Arrow. The wreck of the Arrow rests between 20 and 30m / 66 – 100feet, after hitting Cerberus Rocks on a cold morning of February 4th, 1970. The main part of the broken Oil Tanker stands upright in 30m / 100 feet deep water. The upper decks reach up to 8m /25 feet below the surface. While the main part is mostly intact, the wreckage of the smaller part is scattered all around Cerberus Rocks, the rock formation that caused the Arrow to sink in the early seventies. Today, many sea animals are around and inside the wreck and in it’s debris field. On the way to the wreck we can often see dolphins, mink whales and seals.
Belaine. The Belaine is a nice wreck, suitable for beginners, not far away from the wreck site of the Arrow.
Finchley. The 90m / 271 feet long wreck of the cargo ship “SS Finchley” rests in 25m / 80 feet of water off Harbor Island, Drumhead, after it hit a shoal in 1884. Today, the upright sitting wreck is home for many sea creatures and a very nice wreck to explore.
Montara. At the north-eastern end of Cape Breton Island rests the wreck of the “Montara”. A former cargo ship, now turned into a wonderful artificial reef rests in an upright position just off shore in 20m / 66 feet of water. This wreck is accessible by boat or directly from the shore line and is very easy to dive.
Le Celebre. It was the early morning of June 22nd, when the French 64 gun ship “Le Celebre” sank in the harbor of the Fortress of Louisbourg in eastern Cape Breton, after fighting a hopeless war against a mighty English army, trying to capture the Fortress. The wooden remains of the wreck rest in 8m / 25feet of water. Up to this day, many cannons and other bigger parts of the shipwreck are still clearly visible. The wreck today is host to many lobster, some even living in the canons.
Unknown wreck in St Peter’s Bay. Not far away from the Dive Shop, and accessible from shore. The biggest remains of this unknown wreck are the two steam boiler and the mast. It is said, that the former coal tender hit the rocks right underneath the St Peter’s lighthouse in a foggy night in the early 1950’s. Today, many sea creatures can be found around the wreckage and it’s debris.
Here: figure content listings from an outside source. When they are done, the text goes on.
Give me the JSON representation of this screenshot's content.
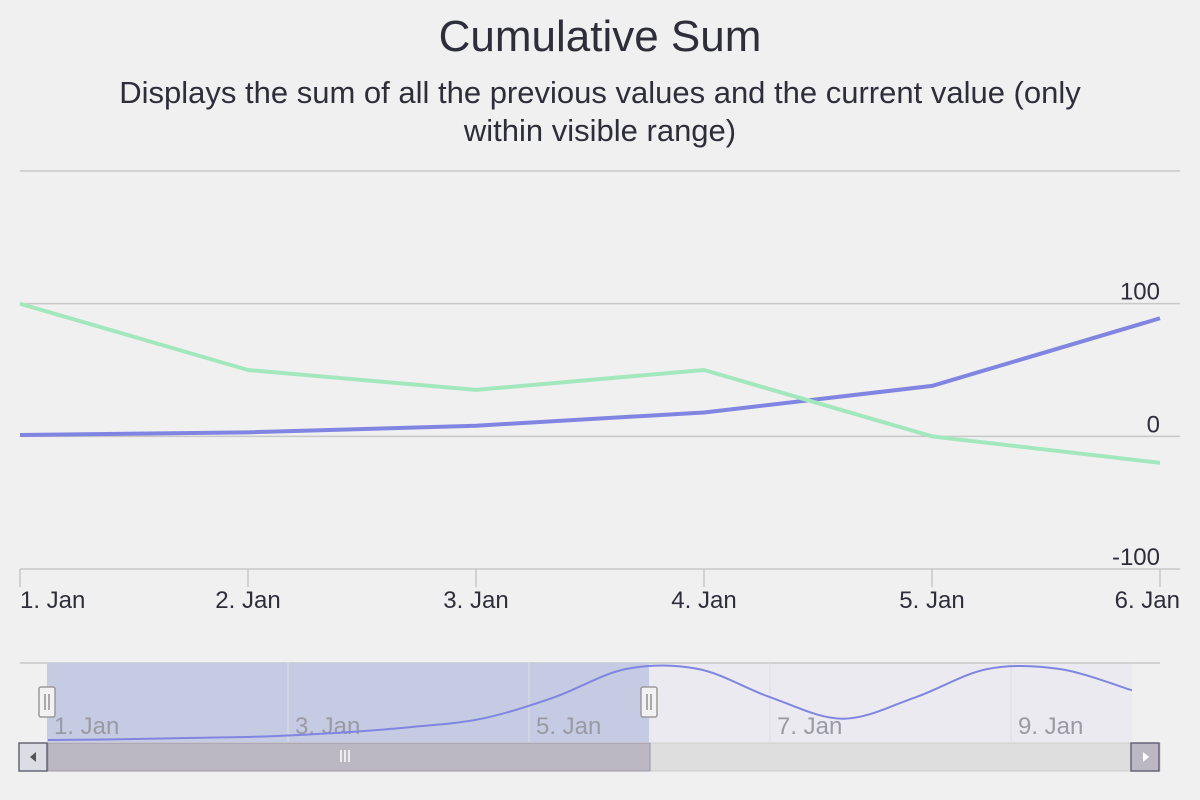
{
  "title": "Cumulative Sum",
  "subtitle": "Displays the sum of all the previous values and the current value (only within visible range)",
  "colors": {
    "background": "#f0f0f0",
    "grid": "#c8c8c8",
    "series_blue": "#7f85e0",
    "series_green": "#a3e8bd",
    "text": "#2e2e3a",
    "navigator_text": "#9a9aa4",
    "navigator_mask": "#c5cbe2",
    "scrollbar_thumb": "#bbb8c4"
  },
  "chart_data": {
    "type": "line",
    "x": [
      "1. Jan",
      "2. Jan",
      "3. Jan",
      "4. Jan",
      "5. Jan",
      "6. Jan"
    ],
    "ylim": [
      -100,
      200
    ],
    "yticks": [
      {
        "label": "-100",
        "value": -100
      },
      {
        "label": "0",
        "value": 0
      },
      {
        "label": "100",
        "value": 100
      }
    ],
    "grid": true,
    "series": [
      {
        "color": "#7f85e0",
        "values": [
          1,
          3,
          8,
          18,
          38,
          89
        ]
      },
      {
        "color": "#a3e8bd",
        "values": [
          100,
          50,
          35,
          50,
          0,
          -20
        ]
      }
    ],
    "navigator": {
      "x_labels": [
        "1. Jan",
        "3. Jan",
        "5. Jan",
        "7. Jan",
        "9. Jan"
      ],
      "values": [
        0,
        1,
        3,
        5,
        10,
        18,
        30,
        60,
        100,
        100,
        60,
        30,
        60,
        100,
        100,
        70
      ],
      "ylim": [
        0,
        100
      ],
      "selected_range": [
        "1. Jan",
        "6. Jan"
      ]
    }
  }
}
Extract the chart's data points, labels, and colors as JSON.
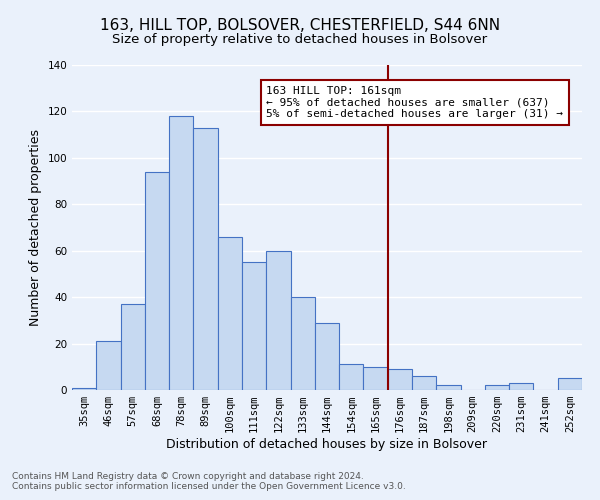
{
  "title": "163, HILL TOP, BOLSOVER, CHESTERFIELD, S44 6NN",
  "subtitle": "Size of property relative to detached houses in Bolsover",
  "xlabel": "Distribution of detached houses by size in Bolsover",
  "ylabel": "Number of detached properties",
  "footnote1": "Contains HM Land Registry data © Crown copyright and database right 2024.",
  "footnote2": "Contains public sector information licensed under the Open Government Licence v3.0.",
  "bar_labels": [
    "35sqm",
    "46sqm",
    "57sqm",
    "68sqm",
    "78sqm",
    "89sqm",
    "100sqm",
    "111sqm",
    "122sqm",
    "133sqm",
    "144sqm",
    "154sqm",
    "165sqm",
    "176sqm",
    "187sqm",
    "198sqm",
    "209sqm",
    "220sqm",
    "231sqm",
    "241sqm",
    "252sqm"
  ],
  "bar_values": [
    1,
    21,
    37,
    94,
    118,
    113,
    66,
    55,
    60,
    40,
    29,
    11,
    10,
    9,
    6,
    2,
    0,
    2,
    3,
    0,
    5
  ],
  "bar_color": "#c6d9f1",
  "bar_edge_color": "#4472c4",
  "bg_color": "#eaf1fb",
  "grid_color": "#ffffff",
  "vline_color": "#8b0000",
  "annotation_box_color": "#8b0000",
  "annotation_box_bg": "#ffffff",
  "annotation_line1": "163 HILL TOP: 161sqm",
  "annotation_line2": "← 95% of detached houses are smaller (637)",
  "annotation_line3": "5% of semi-detached houses are larger (31) →",
  "ylim": [
    0,
    140
  ],
  "yticks": [
    0,
    20,
    40,
    60,
    80,
    100,
    120,
    140
  ],
  "title_fontsize": 11,
  "subtitle_fontsize": 9.5,
  "axis_label_fontsize": 9,
  "tick_fontsize": 7.5,
  "annotation_fontsize": 8,
  "footnote_fontsize": 6.5
}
Unknown wreck in Iona. There are many speculations about the real name of this old 25m / 80 feet long wooden sailboat, that found it’s final resting place in the 20m / 66 feet deep waters of Iona. Resting on sandy bottom, the wreck had to pay it’s tribute to the strong tidal currents in this bottleneck shaped channel in the Bras d’Or Lake. Due to the strong current, a large amount of plankton is always present in the water, making the wreck an El Dorado for fish and anemones and a divers paradise. Accessible only from shore.